Sie sind diejenigen, die die vielen Unterschriften des Volksbegehrens zu Ceta, TTIP und Tisa ignorieren (Zwischenruf des Abg. Rosenkranz), obwohl Sie eine Volksabstimmung gefordert haben. Wenn ich mich richtig erinnere, war es sogar auch Ihr Vizekanzler Strache, der das unterschrieben hat – aber das ist ja heute alles wurscht. (Zwischenruf der Abg. Winzig.)
Heute geht es einfach darum, dass man gegen die Interessen der Kleinen, die Sie verraten haben – im Übrigen nicht das erste Mal –, eine Politik zugunsten der Großkonzerne macht; eine Politik zugunsten der Großkonzerne, obwohl Umfragen zeigen, dass 75 Prozent aller Österreicherinnen und Österreicher gegen die Ratifizierung dieses Abkommens sind.
Meine Damen und Herren von der FPÖ, aber auch meine Damen und Herren von der ÖVP, nehmen Sie die Bedenken der Menschen ernst! Fahren Sie nicht mit der Ratifizierung eines Abkommens, das niemand will, über die Menschen drüber! Beachten Sie die Interessen der Menschen und betreiben Sie nicht ausschließlich Politik für Großkonzerne! – Danke sehr. (Beifall bei der Liste Pilz und bei Abgeordneten der SPÖ.)
11.20
Präsidentin Doris Bures: Als Nächster ist das Mitglied des Europäischen Parlaments Dr. Othmar Karas zu Wort gemeldet. – Bitte.

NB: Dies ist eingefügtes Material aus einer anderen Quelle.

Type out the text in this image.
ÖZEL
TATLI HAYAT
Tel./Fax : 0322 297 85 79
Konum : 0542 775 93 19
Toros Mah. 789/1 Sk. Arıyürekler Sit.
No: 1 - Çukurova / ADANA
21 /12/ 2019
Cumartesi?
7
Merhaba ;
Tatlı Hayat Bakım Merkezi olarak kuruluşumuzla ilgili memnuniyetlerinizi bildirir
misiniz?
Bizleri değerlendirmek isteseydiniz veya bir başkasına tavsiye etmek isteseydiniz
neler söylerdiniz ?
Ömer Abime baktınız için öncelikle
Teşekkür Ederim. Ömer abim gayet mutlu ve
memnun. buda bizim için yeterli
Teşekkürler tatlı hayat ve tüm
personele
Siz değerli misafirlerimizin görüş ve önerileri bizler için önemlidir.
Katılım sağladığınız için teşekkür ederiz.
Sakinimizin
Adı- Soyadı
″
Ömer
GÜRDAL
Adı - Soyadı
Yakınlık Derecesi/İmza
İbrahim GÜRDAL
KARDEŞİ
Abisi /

Mitglied des Europäischen Parlaments Dr. Othmar Karas, MBL-HSG (ÖVP): Frau Präsidentin! Meine sehr geehrten Herren Bundesminister! Meine Damen und Herren! Es kommt heute viel zusammen: die globalen Herausforderungen, das Budget, der Kampf gegen Steuerflucht, die Frage der Steuervermeidung auch durch Konzerne. Das alles sind Fragen, die eine ernsthafte Debatte verlangen, Fragen, die dringend politischer Rahmenbedingungen, politischer Entscheidungen bedürfen, Fragen, die Menschen Sorge bereiten, die wiederum Fragen aufwerfen und die wir ernsthaft diskutieren müssen. Zu dieser ernsthaften Diskussion gehört meiner Ansicht nach schon auch, dass wir uns klar dazu bekennen, dass wir die Globalisierung regeln müssen und wollen, dass wir eine Wirtschafts- und Sozialordnung global benötigen, dass wir dem Trump’schen Protektionismus den Kampf ansagen wollen, dass wir aber auch unser Recht, unsere Werte, unsere Standards durchsetzen wollen. Handelsabkommen sind zur Stunde unser einziges Instrument, um unser Recht, unsere Werte, unsere Standards global durchzusetzen. Es geht für mich daher nicht um die Frage, ob wir Handelsabkommen benötigen, sondern darum, wie wir sie gestalten, mit wem wir sie abschließen. (Beifall bei ÖVP und Neos.)
Zu einer aufrichtigen Debatte gehört für mich auch – trotz aller Unterschiede –, dass wir sagen, dass wir erfolgreich waren, denn das Handelsabkommen Ceta ist ein gemischtes Abkommen, es ist ein Erfolg der letzten Bundesregierung und auch ein Erfolg dieses Parlaments. Im Handelsabkommen Ceta haben sich unsere Standards durchgesetzt, es ist deshalb seit acht Monaten in Kraft. Das, was noch offen ist, ist auch nicht mehr das, was vorgeschlagen war. Es gibt keine privaten Schiedsgerichte, es gibt keine Parallelgerichtsbarkeit. Es gibt offizielle Gerichte, keine Parallelstruktur. Richter aus beiden Kontinenten arbeiten zusammen. Es gibt kein internationales Abkommen ohne Investorenschutz und ohne Schiedsgericht, um dringend schnelle Verfahren abzuwickeln, wenn es zu Problemen kommt. Sagen wir doch, dass wir erfolgreich waren, dass auch dieses Parlament erfolgreich war, dass das Europäische Parlament und das nationale Parlament gemeinsam einige Veränderungen durchgesetzt haben, die nur durch das Engagement von NGOs, durch die öffentliche Debatte und durch die Parlamentarisierung erreicht worden sind! (Beifall bei ÖVP und NEOS.)